La bouche entrouverte, aucun bruit ne sort de ma gorge alors que je tente de parler.

Je suis désolée. Ne me regarde pas. Je suis désolée. Je suis un monstre !

C'est le cri de Sofia qui me sort de ma léthargie.

Cri de peur, de terreur, d'angoisse ! Je n'ai jamais entendu quelqu'un hurler d'une telle force.

Je suis un monstre !

À quatre pattes, je fuis et sors par la porte grande ouverte. Des jambes reculent à mon passage. De nouveaux cris. Ils ne résonnent pas autant que les battements de mon cœur dans ma poitrine. La pression dans les oreilles est telle que mon crâne risque d'exploser.

Je suis un monstre !

Je dévale les escaliers, mes pattes crissent sur le parquet. Arrivée de la porte, j'essaie d'actionner la poignée, mais en vain, je panique.
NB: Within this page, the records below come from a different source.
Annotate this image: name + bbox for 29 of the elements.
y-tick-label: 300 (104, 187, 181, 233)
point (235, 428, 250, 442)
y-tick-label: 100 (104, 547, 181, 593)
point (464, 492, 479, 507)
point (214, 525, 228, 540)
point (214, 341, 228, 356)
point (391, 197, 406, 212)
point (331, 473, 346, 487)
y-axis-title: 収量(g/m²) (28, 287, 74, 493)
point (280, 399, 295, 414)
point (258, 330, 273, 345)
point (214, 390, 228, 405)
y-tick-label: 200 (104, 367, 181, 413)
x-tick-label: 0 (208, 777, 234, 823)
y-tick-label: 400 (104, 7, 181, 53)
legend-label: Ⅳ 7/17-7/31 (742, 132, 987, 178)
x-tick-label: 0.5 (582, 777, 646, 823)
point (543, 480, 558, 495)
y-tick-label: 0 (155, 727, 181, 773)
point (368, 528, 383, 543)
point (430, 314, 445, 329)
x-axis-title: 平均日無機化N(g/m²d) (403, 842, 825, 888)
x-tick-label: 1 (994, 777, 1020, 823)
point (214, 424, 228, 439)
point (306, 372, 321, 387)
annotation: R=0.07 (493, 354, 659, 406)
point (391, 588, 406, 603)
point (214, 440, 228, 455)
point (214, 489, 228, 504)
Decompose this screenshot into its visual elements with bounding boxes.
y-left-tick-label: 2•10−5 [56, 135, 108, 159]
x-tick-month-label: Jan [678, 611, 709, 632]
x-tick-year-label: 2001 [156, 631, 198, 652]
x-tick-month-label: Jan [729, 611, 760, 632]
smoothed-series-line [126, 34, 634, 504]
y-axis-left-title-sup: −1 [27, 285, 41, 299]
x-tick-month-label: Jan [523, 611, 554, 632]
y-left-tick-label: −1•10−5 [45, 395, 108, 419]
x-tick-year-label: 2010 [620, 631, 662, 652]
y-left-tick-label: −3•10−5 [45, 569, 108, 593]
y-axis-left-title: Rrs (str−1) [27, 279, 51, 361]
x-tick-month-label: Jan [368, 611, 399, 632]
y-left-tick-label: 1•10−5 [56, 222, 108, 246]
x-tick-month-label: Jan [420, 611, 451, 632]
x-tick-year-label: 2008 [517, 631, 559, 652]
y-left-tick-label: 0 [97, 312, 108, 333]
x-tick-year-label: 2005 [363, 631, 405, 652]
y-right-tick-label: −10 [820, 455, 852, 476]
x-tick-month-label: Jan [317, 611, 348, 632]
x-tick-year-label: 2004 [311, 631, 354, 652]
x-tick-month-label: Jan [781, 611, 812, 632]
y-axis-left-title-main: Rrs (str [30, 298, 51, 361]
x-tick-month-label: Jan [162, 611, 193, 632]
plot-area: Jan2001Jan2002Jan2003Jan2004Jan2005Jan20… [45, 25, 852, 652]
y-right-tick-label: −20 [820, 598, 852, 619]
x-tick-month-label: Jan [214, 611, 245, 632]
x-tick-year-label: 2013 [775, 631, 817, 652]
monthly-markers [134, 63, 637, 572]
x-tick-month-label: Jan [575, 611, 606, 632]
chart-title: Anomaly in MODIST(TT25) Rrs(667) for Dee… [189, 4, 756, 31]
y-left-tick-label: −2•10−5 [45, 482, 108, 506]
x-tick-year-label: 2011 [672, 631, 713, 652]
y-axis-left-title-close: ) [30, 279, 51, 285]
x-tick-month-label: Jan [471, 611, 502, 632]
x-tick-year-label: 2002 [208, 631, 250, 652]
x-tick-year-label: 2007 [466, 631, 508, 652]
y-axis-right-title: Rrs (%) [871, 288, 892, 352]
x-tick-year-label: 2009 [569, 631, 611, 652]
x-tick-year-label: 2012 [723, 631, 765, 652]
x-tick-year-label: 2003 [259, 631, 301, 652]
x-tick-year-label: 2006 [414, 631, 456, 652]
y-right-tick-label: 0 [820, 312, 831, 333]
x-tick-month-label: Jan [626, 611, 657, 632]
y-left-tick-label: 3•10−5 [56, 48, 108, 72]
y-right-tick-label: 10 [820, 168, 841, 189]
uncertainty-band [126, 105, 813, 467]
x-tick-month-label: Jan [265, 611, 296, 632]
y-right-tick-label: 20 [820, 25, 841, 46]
— Va-t'en, sale bête ! lance une voix.

Un verre en plastique rempli d'un liquide nauséabond se fracasse sur mon dos. Je me retourne, et montre les crocs, prête à bondir, prête à attaquer. Les personnes attroupées autour de moi m'en dissuade. Une issue ! Je dois trouver une issue au plus vite. Mes yeux scannent mon environnement et mon nez perçoit un filet d'air. La porte-fenêtre ! Sans réfléchir, je déguerpis en direction du jardin. Ma rapidité innée me permet de courir avant que quiconque ne m'attrape.

Je traverse une étendue herbeuse, puis prends mon élan pour sauter la barrière.

Pour m'enfuir. Pour m'échapper. Pour ne pas à assister à cette terreur.

Je suis un monstre. Et tous ceux que j'aimais viennent de le découvrir.